Молчали сторожа. Наконец Кудеслав, раздраженно зыркнув на прочих (что ж, впрямь до вечера решили в гляделки баловаться?!), спросил:

— Ты чей?

— Волхва Белоконя я. — Малец вновь знобко передернул плечами. — От него к вашему старейшине послан. Беда у нас, но о том я одному Яромиру скажу — так мне велено.

Сторожа оживились, задвигались. Если и впрямь чудной парень прислан от Белоконя, тогда любое диво понятно. Белоконь — он многое может, не только волками повелевать.

— А что-то я тебя у него ни разу не видывал. — Кудеславово сомнение вновь заставило градских охоронников насторожиться.

— Я у него недавно. — Парнишка говорил торопливо и жалобно, видно, очень хотелось ему поскорей оказаться в тепле. — Купленный я. Прошлой осенью меня его сын выменял — не на Торжище, а так, у проезжих людей. А я тебя видал однажды. Ты-то меня впрямь не должен помнить — на Белоконевом подворье люду много, не приметил небось. А я тебя помню. Ты Кудеслав Мечник, и еще люди кличут тебя Урманом.

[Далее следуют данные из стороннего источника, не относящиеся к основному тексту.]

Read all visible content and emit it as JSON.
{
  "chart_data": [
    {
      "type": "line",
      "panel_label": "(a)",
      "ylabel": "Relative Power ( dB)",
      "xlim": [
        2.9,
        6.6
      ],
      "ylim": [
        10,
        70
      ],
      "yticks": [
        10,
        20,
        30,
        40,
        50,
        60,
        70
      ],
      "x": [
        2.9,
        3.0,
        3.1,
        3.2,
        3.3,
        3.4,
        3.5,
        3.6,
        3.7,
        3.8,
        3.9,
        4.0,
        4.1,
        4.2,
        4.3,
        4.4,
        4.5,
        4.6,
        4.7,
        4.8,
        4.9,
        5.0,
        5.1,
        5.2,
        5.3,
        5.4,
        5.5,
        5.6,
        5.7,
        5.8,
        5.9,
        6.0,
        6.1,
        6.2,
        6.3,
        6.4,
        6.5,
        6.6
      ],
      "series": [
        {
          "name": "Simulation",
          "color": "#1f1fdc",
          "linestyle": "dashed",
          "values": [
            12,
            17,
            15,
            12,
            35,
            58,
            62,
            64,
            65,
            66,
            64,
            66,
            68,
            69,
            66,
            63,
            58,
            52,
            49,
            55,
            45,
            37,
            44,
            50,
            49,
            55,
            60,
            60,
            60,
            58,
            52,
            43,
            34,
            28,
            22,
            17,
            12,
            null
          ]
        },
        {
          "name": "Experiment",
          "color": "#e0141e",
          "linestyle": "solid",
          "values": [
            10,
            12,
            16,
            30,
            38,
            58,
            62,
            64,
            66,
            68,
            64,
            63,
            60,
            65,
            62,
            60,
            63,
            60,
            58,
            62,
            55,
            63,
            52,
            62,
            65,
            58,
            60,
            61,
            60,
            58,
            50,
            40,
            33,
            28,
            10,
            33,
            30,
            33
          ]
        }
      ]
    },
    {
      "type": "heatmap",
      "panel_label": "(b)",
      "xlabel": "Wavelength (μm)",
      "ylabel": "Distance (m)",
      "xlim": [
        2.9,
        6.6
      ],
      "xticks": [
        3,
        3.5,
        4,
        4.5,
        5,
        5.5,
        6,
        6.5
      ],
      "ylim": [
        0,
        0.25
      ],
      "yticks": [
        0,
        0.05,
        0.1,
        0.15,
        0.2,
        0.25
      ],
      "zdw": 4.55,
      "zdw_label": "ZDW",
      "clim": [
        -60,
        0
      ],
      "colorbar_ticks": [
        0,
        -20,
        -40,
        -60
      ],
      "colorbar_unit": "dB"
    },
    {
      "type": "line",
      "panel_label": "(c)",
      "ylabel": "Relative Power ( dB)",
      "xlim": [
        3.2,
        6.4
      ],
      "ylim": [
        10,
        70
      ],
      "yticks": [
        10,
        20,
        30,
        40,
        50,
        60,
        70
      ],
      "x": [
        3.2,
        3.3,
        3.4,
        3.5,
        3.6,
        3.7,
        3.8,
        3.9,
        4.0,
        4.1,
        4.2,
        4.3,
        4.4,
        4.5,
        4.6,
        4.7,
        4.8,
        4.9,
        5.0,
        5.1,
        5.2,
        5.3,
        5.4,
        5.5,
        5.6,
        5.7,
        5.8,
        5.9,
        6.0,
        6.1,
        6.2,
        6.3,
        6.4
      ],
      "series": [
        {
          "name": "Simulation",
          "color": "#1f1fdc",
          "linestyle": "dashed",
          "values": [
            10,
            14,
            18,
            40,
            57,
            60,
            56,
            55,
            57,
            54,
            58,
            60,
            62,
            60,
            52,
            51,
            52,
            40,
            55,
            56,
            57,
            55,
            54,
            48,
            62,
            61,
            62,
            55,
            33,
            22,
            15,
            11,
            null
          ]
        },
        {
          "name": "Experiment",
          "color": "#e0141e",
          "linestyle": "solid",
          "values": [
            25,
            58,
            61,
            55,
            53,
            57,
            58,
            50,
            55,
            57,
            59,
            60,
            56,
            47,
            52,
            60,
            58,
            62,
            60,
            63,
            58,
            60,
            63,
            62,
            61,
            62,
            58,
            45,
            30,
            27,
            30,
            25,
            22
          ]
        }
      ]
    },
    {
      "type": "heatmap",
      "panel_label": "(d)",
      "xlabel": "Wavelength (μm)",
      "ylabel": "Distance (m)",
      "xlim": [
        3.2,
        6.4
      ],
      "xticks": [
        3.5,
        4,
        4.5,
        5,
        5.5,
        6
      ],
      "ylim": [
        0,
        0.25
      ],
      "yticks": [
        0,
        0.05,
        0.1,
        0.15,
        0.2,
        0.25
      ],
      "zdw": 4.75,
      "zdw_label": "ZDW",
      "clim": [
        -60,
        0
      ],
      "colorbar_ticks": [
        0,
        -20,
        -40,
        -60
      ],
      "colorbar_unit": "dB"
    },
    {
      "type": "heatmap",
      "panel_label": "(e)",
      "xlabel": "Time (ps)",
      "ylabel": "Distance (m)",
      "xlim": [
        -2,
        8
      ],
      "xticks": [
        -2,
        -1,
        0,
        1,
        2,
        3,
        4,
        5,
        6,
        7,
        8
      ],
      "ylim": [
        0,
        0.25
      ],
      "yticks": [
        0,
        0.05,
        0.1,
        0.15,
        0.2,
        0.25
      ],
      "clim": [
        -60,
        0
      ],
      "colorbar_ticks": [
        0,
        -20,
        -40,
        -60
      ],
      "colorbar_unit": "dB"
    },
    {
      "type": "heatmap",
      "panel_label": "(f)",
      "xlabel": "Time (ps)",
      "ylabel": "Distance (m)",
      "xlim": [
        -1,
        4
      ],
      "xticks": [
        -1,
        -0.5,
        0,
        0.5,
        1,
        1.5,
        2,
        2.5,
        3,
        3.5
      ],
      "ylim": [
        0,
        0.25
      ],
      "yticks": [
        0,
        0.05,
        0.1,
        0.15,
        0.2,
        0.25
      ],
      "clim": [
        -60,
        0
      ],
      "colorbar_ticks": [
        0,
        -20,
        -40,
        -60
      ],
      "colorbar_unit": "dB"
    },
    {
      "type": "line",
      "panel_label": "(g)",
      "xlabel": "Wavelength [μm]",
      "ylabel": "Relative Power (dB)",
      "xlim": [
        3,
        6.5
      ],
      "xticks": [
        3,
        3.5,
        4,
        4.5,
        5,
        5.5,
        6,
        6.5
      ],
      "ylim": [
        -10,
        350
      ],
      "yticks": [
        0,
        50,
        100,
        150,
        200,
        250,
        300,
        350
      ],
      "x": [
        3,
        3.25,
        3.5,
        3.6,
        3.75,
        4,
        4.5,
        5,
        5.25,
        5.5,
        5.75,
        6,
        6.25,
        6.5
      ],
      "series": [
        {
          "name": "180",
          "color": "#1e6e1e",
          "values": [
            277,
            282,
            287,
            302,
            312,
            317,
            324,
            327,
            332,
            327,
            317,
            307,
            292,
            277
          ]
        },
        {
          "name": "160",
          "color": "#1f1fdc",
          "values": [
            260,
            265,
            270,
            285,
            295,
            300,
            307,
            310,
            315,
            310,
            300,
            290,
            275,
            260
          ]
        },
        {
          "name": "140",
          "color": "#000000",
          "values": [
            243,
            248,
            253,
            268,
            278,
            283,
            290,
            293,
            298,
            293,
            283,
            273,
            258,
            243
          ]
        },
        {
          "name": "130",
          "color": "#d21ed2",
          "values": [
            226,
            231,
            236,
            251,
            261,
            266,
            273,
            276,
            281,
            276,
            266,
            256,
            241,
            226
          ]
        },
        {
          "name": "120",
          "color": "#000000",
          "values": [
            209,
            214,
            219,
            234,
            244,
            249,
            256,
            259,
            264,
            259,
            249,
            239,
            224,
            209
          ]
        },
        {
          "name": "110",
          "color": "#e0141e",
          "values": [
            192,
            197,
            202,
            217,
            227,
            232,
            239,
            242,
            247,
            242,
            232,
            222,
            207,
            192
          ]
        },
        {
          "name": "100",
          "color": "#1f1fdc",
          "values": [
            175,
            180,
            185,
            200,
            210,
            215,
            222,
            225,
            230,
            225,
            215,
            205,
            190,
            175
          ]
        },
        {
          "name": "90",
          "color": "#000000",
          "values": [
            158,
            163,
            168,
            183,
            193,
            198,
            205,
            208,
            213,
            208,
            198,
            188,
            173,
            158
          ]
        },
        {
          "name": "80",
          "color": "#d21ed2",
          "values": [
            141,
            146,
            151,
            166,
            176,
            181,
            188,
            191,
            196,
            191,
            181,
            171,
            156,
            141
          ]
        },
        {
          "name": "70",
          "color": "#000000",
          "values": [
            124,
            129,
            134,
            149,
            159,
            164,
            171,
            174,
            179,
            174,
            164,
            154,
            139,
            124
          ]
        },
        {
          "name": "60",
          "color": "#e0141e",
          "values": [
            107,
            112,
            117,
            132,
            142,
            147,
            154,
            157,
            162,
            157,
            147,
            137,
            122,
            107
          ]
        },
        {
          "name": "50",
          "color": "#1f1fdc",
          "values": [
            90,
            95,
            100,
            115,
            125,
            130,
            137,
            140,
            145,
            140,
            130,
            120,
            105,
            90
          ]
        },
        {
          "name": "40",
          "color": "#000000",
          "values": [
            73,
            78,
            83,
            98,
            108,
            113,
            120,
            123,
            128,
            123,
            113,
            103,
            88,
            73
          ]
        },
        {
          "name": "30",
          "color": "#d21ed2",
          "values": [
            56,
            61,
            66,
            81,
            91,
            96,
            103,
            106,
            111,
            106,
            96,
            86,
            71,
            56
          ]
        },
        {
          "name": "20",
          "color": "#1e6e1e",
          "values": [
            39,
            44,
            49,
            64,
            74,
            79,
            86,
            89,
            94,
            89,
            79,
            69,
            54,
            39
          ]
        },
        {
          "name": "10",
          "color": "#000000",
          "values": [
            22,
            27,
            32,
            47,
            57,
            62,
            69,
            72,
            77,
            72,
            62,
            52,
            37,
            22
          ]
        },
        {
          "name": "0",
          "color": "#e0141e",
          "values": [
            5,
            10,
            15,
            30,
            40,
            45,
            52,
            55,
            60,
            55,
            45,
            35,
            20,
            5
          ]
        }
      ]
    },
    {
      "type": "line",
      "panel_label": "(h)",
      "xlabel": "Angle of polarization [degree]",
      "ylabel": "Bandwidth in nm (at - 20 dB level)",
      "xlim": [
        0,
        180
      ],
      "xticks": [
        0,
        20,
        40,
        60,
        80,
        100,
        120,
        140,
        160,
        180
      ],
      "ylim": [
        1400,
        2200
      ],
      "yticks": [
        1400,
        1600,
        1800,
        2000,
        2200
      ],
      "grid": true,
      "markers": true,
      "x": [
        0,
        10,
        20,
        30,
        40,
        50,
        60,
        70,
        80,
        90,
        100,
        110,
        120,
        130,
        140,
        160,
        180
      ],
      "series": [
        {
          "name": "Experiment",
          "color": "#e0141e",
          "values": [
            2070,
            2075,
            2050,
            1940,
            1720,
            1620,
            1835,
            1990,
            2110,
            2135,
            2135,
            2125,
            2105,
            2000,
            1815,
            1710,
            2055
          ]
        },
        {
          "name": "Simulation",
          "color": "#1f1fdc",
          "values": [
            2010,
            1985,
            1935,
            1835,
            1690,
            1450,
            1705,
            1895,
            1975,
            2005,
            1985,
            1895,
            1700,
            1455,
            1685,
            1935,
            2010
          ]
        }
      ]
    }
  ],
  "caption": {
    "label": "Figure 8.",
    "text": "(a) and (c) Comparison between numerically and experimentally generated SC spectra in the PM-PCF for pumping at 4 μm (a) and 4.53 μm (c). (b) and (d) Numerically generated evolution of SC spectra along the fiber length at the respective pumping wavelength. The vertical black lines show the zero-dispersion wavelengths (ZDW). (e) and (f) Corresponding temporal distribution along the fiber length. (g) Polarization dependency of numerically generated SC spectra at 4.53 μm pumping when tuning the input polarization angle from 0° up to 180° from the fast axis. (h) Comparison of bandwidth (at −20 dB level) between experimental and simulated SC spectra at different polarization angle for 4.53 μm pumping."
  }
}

За спиной у Кудеслава хихикнули — наверняка Кудлай не сдержался. Мечник коротко глянул через плечо (смех мгновенно затих); тем же недобрым взглядом полоснул по запрокинутому лицу коченеющего в седле мальчишки. Хотя что уж с него взять, не со зла ведь ляпнул — по незнанию. Да и верно говорят: из песни слова не выкинешь. Раз уж прилепилось нелюбимое прозвище, так теперь досужие рты затыкать бесполезное дело.

А Глуздырь тем временем вспомнил, что он здесь летами всех старше.

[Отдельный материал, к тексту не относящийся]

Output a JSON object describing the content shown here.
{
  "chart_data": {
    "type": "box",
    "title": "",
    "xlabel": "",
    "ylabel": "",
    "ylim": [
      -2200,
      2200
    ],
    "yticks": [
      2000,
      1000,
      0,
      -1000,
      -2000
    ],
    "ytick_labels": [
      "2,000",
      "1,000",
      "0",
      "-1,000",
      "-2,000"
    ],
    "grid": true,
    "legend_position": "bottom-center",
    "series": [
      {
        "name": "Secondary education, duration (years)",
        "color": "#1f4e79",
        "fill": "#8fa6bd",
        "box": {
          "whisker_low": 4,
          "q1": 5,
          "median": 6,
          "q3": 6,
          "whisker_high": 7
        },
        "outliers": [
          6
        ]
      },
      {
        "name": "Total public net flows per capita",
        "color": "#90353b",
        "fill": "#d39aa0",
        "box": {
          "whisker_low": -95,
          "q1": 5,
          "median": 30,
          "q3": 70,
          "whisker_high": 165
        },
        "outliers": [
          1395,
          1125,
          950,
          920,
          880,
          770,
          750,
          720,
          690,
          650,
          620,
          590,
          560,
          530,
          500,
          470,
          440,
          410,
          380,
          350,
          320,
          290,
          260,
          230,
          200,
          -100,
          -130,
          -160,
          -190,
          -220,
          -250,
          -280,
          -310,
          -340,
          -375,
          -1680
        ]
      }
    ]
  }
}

— Ну, чего пялитесь? — визгливо прикрикнул он на переминающихся охоронников. — Чего мальца попусту морозите? Ему, чай, ночью-то несладко пришлось, а вы… Отворяйте воротину! Живо!

* * *

К Яромиру плохо лепилось слово «старейшина». Даже просто старым его назвать — и то язык с трудом поворачивался, хоть иначе вроде бы и не принято звать мужиков, век которых подбирается к шестому десятку.

Годами Яромир в роду не старейший. Глуздырь старше, и не только он; а глава кузнечной слободы Зван Огнелюб, сказывают, почти вдвое богаче прожитым веком (очень может быть, что это чистая правда: говорят, будто кузнецы ведают жилы, по которым земная сила течет, — ведают и умеют отпивать из них, как комарье отпивает из жил звериных да человечьих). Но бывает ведь так, что не очень еще старый человек длиною седеющей бороды, мудрым благообразием лика и степенностью движений внушает сородичам куда больше почтения, чем иные старцы, летами годящиеся ему в отцы.

Да, так бывает.

Но и это не о Яромире.

Не было в нем ни благообразия, ни степенности; его курчавая борода цветом напоминала гниловатые запрошлогодние листья и вечно стояла торчком; добавить к этому рябое лицо, высоченный рост, саженные плечи, ручищи-лопаты да гулкий рык вместо голоса — вот вам и Яромир.

Но все же его, а не кого-либо из степенных благообразных старцев почти единоголосно избрали главой рода на общинном сходе четыре года назад. Говорят, будто этот сход был самым коротким и тихим из всех, бывавших на памяти ныне живущих родовичей, — значит, ни до, ни после не случалось в общине подобного согласия, как в тогдашний день. Почему?

Перейти на страницу:

Все книги серии Сказанья о были и небыли

Изверги
Изверги

"…После возвращения Кудеслава-Мечника в род старики лишь однажды спрашивали да слушались его советов – во время распри с мордвой. В том, что отбились, Кудеславова заслуга едва ли не главная. Впрочем, про то нынче и вспоминает, похоже, один только Кудеслав……В первый миг ему показалось, что изба рушится. Словно бы распираемый изнутри неведомой силой, дальний угол ее выпятился наружу черным уступом-горбом. Кудеслав не шевелясь ждал медвежьего выбора: попятиться ли, продолжить игру в смертные прятки, напасть ли сразу – на то сейчас воля людоеда……Кто-то с хрипом оседал на землю, последним судорожным движением вцепившись в древко пробившей горло стрелы; кто-то скулил – пронзительно, жалко, как недобитый щенок; кричали, стонали убиваемые и раненые; страшно вскрикивал воздух, пропарываемый острожалой летучей гибелью; и надо всем этим кровянел тусклый, будто бы оскаляющийся лик Волчьего Солнышка……Зачем тебе будущее, которое несут крылья стервятника? Каким бы оно ни казалось – зачем?.."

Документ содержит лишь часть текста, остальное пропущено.